Clocktower Productions is a non-profit art institution working in the visual arts, performance, music, and radio. It was founded in 1972 as The Clocktower Gallery by Alanna Heiss, the Founder and former Director of MoMA PS1 (formerly P.S.1 Contemporary Art Center) under the aegis of the Institute for Art and Urban Resources. From 1972 until 2013, the institution operated out of a building at 346 Broadway, between Catherine Lane and Leonard Street, owned by the New York City government in Tribeca, Manhattan.

In 2013, the City of New York sold 346 Broadway to a private developer, and the organization relocated its operations through program partnerships with other arts institutions around the city, including Pioneer Works in Red Hook, Brooklyn, Knockdown Center in Queens, and Times Square Arts, among others.

==History==

Clocktower Productions is the organization formerly known as The Clocktower Gallery and ARTonAIR.org. Opening in 1972 with inaugural shows. The Clocktower presented work in the visual arts, performance, and music by artists including Gordon Matta-Clark and Dennis Oppenheim

After September 11, 2001, security procedures in the organization’s City-owned building suspended ongoing activity and exhibitions in the Clocktower. From 2004 until 2008, the Clocktower space operated, under the direction of David Weinstein, as a satellite of P.S.1 Contemporary Art Center (now MoMA PS1), housing the headquarters of Art Radio WPS1.org, the museum’s all-art Web-based radio station.

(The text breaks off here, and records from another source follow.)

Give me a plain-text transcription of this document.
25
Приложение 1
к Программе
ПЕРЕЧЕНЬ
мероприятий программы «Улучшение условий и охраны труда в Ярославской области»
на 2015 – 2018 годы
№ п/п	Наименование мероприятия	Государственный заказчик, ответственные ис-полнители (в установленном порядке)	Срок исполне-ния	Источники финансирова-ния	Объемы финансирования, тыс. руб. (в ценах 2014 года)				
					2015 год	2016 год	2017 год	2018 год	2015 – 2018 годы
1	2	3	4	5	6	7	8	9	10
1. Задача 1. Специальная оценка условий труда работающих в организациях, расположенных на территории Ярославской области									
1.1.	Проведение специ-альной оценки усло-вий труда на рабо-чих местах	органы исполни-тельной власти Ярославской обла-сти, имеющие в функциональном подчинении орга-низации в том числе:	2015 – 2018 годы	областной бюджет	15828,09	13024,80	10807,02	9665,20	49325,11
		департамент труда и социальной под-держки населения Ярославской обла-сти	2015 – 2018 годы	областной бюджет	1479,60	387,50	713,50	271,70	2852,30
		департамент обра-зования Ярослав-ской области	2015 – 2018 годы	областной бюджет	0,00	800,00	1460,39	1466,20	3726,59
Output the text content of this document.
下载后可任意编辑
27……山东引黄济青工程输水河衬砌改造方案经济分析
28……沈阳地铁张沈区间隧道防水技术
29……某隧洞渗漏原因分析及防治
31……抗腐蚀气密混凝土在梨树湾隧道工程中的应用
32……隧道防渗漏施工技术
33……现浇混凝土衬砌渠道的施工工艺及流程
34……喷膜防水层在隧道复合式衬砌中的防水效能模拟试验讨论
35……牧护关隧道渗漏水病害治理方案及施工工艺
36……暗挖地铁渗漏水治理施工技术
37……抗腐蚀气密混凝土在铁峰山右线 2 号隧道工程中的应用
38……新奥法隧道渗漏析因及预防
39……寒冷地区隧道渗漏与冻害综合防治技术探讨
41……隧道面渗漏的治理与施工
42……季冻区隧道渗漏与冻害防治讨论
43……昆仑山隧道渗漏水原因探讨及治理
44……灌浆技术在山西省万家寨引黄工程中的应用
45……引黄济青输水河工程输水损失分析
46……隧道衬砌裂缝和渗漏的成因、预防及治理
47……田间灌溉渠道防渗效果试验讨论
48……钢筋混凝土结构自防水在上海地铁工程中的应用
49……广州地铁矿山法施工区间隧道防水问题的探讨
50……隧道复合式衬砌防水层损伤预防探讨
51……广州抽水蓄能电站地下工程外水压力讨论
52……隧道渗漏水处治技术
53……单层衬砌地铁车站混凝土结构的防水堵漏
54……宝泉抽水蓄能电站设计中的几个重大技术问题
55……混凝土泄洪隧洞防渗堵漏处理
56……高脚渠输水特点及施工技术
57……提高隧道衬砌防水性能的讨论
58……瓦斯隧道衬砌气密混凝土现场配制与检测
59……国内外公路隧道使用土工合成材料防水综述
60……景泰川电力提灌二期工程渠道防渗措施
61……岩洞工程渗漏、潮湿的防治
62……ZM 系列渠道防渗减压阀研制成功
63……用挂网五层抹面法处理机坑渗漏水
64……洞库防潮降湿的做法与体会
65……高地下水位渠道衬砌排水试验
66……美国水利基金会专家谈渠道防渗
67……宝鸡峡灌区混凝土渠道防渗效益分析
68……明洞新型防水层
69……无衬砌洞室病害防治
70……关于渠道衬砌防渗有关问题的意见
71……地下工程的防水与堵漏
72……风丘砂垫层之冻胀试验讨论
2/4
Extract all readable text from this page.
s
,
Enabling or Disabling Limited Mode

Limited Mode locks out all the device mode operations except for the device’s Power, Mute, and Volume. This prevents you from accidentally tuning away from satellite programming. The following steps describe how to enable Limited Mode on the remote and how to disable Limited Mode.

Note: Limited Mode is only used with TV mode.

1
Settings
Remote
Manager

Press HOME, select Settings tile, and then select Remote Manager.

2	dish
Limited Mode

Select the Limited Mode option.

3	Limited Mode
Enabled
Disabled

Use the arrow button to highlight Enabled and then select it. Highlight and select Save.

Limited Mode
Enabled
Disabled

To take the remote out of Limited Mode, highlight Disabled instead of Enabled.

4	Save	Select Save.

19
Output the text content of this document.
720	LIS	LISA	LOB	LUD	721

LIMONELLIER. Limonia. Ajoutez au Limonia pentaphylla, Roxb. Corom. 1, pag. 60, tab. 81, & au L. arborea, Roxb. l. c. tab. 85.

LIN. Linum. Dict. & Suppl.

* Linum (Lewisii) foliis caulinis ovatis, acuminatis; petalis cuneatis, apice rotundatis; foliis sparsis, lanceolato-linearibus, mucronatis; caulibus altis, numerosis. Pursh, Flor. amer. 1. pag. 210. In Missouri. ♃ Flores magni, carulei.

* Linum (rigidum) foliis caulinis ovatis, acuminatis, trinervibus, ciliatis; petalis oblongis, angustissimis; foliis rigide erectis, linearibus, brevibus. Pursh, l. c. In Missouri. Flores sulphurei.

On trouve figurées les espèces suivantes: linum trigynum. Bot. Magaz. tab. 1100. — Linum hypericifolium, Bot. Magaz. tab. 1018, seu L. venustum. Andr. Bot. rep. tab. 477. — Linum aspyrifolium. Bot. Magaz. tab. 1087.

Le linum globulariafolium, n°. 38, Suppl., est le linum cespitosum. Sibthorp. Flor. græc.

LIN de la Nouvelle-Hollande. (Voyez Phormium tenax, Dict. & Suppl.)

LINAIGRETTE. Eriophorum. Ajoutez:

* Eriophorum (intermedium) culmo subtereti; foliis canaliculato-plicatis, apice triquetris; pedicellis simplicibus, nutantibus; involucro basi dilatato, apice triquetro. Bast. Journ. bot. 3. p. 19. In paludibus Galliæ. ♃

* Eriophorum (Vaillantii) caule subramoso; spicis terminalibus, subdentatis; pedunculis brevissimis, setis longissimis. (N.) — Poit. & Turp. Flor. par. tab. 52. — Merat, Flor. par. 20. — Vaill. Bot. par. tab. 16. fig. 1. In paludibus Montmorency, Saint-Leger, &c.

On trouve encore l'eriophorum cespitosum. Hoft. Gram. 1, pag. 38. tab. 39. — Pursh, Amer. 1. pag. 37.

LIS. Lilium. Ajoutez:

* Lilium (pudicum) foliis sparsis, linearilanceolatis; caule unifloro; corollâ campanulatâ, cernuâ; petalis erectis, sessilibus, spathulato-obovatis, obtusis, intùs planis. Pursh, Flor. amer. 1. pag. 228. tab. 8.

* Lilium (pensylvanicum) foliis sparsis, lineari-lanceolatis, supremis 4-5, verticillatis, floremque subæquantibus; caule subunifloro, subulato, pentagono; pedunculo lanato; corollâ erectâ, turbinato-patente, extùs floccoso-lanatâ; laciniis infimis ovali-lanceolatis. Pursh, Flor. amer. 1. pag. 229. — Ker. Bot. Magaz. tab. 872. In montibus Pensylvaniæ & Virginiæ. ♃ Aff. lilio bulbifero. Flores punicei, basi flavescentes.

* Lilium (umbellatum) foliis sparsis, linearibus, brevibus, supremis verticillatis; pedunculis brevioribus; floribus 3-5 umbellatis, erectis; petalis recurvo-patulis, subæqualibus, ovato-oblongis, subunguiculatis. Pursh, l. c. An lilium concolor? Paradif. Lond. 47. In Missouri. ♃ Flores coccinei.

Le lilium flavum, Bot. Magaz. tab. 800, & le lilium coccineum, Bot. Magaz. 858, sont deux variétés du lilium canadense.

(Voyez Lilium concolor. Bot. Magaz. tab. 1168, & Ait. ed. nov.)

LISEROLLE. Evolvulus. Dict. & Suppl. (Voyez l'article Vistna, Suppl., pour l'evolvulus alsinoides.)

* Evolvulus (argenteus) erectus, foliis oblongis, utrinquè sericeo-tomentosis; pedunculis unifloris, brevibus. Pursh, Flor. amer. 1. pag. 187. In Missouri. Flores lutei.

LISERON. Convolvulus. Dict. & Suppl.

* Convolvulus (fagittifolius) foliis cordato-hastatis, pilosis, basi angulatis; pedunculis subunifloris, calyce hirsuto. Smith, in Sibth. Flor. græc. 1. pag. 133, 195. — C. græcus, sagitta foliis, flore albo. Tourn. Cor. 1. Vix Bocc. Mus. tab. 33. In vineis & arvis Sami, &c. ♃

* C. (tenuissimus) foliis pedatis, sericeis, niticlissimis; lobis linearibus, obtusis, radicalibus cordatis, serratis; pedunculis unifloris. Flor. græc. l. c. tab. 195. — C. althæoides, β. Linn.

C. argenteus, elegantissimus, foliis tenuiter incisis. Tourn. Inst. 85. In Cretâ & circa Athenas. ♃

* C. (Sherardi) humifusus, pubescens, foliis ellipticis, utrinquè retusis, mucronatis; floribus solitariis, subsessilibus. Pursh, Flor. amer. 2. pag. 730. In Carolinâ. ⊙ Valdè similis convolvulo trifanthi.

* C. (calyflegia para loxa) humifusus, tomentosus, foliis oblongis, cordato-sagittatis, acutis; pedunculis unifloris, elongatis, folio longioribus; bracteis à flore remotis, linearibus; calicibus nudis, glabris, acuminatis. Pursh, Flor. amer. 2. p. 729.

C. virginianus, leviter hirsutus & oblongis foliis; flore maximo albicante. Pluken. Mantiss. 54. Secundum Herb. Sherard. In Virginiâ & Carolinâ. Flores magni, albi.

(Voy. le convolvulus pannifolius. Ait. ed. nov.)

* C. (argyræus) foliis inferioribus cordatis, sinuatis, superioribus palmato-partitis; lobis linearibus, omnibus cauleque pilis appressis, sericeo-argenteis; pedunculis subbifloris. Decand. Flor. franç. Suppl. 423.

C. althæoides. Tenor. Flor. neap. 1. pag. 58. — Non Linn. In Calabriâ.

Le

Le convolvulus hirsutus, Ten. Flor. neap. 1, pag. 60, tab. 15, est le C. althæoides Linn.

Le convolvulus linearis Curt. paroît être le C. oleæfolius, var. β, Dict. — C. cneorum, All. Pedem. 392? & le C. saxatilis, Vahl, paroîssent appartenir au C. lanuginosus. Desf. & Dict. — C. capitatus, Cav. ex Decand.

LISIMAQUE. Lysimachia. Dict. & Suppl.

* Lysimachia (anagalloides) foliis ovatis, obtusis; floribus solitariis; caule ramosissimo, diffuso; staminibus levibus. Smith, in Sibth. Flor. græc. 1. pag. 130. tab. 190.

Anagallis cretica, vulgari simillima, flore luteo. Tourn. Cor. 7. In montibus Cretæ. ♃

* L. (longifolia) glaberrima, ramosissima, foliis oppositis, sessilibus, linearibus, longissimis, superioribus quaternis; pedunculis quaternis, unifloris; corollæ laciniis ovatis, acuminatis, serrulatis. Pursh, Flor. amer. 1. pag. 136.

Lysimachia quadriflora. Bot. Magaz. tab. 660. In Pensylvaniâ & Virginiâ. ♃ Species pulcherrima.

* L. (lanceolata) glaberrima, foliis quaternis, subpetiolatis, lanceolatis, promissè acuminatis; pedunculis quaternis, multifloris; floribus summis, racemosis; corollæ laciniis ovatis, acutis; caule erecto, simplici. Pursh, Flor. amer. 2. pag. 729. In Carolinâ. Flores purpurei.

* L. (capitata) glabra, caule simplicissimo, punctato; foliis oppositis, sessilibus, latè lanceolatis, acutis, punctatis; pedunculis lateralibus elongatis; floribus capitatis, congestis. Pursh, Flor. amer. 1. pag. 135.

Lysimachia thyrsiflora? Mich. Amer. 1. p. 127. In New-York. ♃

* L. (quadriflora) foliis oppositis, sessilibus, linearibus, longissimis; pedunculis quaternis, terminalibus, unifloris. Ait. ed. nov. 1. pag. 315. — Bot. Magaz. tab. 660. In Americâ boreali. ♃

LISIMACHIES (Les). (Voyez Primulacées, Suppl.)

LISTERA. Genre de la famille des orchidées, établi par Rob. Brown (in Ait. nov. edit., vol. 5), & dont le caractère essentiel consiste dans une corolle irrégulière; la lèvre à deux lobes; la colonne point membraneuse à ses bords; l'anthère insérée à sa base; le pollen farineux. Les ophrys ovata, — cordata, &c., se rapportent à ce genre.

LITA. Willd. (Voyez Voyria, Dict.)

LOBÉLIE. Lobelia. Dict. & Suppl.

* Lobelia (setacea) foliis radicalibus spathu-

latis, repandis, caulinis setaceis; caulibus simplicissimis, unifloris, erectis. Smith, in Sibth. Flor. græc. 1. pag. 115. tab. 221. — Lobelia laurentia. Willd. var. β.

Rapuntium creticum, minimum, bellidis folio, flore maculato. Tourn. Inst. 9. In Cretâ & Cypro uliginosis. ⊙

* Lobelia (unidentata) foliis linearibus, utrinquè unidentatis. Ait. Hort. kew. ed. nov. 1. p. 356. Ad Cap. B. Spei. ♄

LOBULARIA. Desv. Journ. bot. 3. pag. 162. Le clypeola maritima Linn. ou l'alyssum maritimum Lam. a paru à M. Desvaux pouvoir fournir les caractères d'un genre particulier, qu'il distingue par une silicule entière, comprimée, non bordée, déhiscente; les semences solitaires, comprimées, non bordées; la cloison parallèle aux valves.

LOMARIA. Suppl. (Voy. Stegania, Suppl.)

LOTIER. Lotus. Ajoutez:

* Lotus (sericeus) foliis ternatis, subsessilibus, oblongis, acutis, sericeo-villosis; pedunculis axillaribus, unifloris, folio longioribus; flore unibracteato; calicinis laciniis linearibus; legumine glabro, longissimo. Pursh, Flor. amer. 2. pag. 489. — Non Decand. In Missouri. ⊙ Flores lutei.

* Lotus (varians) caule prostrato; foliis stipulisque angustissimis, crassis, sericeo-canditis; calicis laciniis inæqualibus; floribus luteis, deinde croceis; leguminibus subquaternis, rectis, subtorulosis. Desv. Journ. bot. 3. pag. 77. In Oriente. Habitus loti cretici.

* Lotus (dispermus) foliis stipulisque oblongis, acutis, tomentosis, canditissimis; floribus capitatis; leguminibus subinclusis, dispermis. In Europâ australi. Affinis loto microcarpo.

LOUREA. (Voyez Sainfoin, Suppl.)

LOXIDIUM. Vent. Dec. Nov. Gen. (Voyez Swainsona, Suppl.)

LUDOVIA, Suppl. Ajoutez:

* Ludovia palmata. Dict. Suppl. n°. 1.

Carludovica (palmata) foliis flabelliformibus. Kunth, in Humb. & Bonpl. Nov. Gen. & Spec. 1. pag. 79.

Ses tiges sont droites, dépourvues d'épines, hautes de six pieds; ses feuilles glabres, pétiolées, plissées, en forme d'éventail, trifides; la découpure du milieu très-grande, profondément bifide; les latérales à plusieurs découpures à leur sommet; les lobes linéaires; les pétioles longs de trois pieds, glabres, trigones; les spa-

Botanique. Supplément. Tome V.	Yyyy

In December 2008, Alanna Heiss left P.S.1 and returned to the Clocktower Gallery in order to run the radio station full-time, renaming the organization AIR, Art International Radio.

From 2009 until 2013, the Clocktower Gallery produced exhibitions, residencies, and performances by artists including James Franco
,

In December 2013, after the sale of the Clocktower Gallery building to a private developer, the organization relocated its offices and activities through a network of program partnerships with other institutions around the city: Pioneer Works in Red Hook, Knockdown Center and Playland Motel in Queens, Times Square Arts, Jones Day, and Red Bull Studios in Manhattan.

==Clocktower Radio==

The online radio station of Clocktower Productions was founded in 2004 as WPS1.org. In 2009, it was renamed AIR (Art International Radio) after Director Alanna Heiss left P.S.1, and David Weintstein took over as Program Director, and in 2014 it was renamed again after Clocktower’s relocation from its City building.

The collected online archives at clocktower.org contain over 7,000 programs of interviews, DJ sets, concert recordings, and music surveys covering literary figures, contemporary music, restored historic broadcasts, and artist profiles.